This is an older video (3 years old, which is ancient by internet standards) but they break down the principle of GANs, or generative adversarial networks. and image generation specifically with just pen and paper which is pretty impressive.

I still find it wild that image generators came about when training to remove noise from an image. Yes, an AI image starts out as the static you used to see on TV that your parents told you not to stare at:

There’s a reason noise specifically was picked (it can be created algorithmically and therefore also undone reliably with algorithms), and the way you train an image creation network is twofold: a first network is instructed to add noise to an image whose content you know, keeping track of how much it added each time. So for any image this network noises up, you the researcher know: what the original depicts, how much noise it added overall, and at which pass/step of the noising process it’s at (with the last step being 100% noise).

Over X however many passes, it will go from 0 to 100% noise. It’s not linear as in adding 10% noise each time, there’s a few different algorithms to decide how much noise to add when, so you can tell it 100% will be at 24 passes for example, or 60 passes, and it might start with 1% or 2% noise increments at first then go from 90 to 100% noise in the final step. Different methods produce different results.

Anyway. When you’ve made this set, you then bring in a second model, and you give it these noisy images. You might start with a low-noise image where the original content is still largely recognizable, and you ask the model: this is a picture of a rabbit at step 4 of the noising process with X noising algorithm. Can you denoise it and bring it back to step 3?
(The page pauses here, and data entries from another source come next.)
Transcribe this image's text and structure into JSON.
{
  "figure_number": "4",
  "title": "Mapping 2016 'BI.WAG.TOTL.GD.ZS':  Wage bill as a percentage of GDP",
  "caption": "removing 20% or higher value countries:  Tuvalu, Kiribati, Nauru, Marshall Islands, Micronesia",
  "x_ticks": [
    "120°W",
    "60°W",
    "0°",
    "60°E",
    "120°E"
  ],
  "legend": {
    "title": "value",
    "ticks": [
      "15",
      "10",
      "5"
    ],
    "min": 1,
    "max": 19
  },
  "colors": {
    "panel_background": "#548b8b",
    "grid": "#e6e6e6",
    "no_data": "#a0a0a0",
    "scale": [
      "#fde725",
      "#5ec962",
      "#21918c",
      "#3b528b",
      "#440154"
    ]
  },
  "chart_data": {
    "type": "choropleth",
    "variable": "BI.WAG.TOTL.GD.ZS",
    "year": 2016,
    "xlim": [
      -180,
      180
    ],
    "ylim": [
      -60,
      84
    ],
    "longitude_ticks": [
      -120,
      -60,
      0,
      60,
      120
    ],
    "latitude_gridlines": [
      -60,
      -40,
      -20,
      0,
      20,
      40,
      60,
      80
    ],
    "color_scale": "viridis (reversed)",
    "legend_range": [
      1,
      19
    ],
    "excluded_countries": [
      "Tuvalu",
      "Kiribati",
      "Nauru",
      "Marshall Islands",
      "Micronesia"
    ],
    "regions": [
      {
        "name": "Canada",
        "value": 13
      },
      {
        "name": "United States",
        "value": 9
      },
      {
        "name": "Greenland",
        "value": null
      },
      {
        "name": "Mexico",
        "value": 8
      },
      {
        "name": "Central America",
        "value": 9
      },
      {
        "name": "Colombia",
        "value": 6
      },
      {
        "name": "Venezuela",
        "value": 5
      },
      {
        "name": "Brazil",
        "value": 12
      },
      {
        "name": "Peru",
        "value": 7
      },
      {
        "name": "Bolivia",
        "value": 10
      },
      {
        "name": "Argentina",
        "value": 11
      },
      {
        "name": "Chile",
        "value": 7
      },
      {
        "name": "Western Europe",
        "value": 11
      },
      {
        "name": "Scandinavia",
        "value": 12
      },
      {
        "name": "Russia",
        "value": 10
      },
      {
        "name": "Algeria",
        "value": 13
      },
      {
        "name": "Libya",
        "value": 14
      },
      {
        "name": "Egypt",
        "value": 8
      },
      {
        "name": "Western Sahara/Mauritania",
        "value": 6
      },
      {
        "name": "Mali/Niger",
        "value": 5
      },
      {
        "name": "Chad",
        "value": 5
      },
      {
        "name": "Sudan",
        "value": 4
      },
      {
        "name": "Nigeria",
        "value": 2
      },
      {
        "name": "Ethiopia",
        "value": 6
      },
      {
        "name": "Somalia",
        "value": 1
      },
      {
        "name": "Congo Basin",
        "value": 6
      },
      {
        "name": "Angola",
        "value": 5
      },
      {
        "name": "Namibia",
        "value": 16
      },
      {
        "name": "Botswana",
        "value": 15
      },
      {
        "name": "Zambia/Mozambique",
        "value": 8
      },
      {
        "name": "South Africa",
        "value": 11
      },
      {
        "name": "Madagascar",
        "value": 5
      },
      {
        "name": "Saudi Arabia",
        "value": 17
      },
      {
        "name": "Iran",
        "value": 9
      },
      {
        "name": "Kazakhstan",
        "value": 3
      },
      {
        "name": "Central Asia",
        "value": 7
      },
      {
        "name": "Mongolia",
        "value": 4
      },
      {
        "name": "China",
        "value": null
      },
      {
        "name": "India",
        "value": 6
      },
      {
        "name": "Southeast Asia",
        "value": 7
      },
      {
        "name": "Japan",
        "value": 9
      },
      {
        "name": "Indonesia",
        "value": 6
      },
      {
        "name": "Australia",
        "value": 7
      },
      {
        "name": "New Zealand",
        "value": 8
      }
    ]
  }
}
And it will do it thanks to very advanced math.

Over time, the second model learns to undo higher and higher noise levels, but it still does them step by step. It’s literally reversing the noising process, which is also done step by step. Eventually you will be able to tell that model “this is a picture of a rabbit at step 24 of the noising process [100% noise], can you denoise it and bring it to step 23?”

But here’s the catch. Eventually, we stop giving this model noise it knows, and instead generate jpegs of noise that it’s never seen before. These are images that were only ever noise, there’s nothing in them but mathematically-arranged pixels.

This means there’s theoretically nothing for the network to denoise, so what happens? Well, the model still thinks it’s undoing noise, so it will find what it thinks is there - which is your prompt. When you write an image gen prompt, you are essentially telling the denoising model “this is a 100% noisy picture of a rabbit at final step N [you can select the number of steps when prompting], can you bring it to noise level N-1?” and then the process repeats to N-2, N-3, etc until it reaches step 0, i.e. 0% noise left.

And you’ve just generated an image out of pure noise.

You are literally tricking math into seeing something that’s not there. And TV static lol (okay it’s technically not TV static there’s more complex algorithms than gaussian noise but you get the gist).

If it still doesn’t make too much sense – there’s also a ton of other training that goes on to get convincing results – visualize it like this: when you give the AI 100% noise and tell it there’s a rabbit in there, it will look for patterns it knows from previous training. Your 100% noise has some ‘shapes’ in it, it’s not completely random distribution, it has math behind it that just makes it look like it’s random. If you look at the pic of static above you might see shapes too, they appear and disappear. So the model will find an area of pixels that kinda looks like the leg or ears of the rabbit based on what the patterns it successfully learned in training, and then decide “oh, I know this pattern, this is clearly the ears of the rabbit I’m supposed to find, let’s denoise it into what I know rabbit ears look like when they match this pattern of pixels”.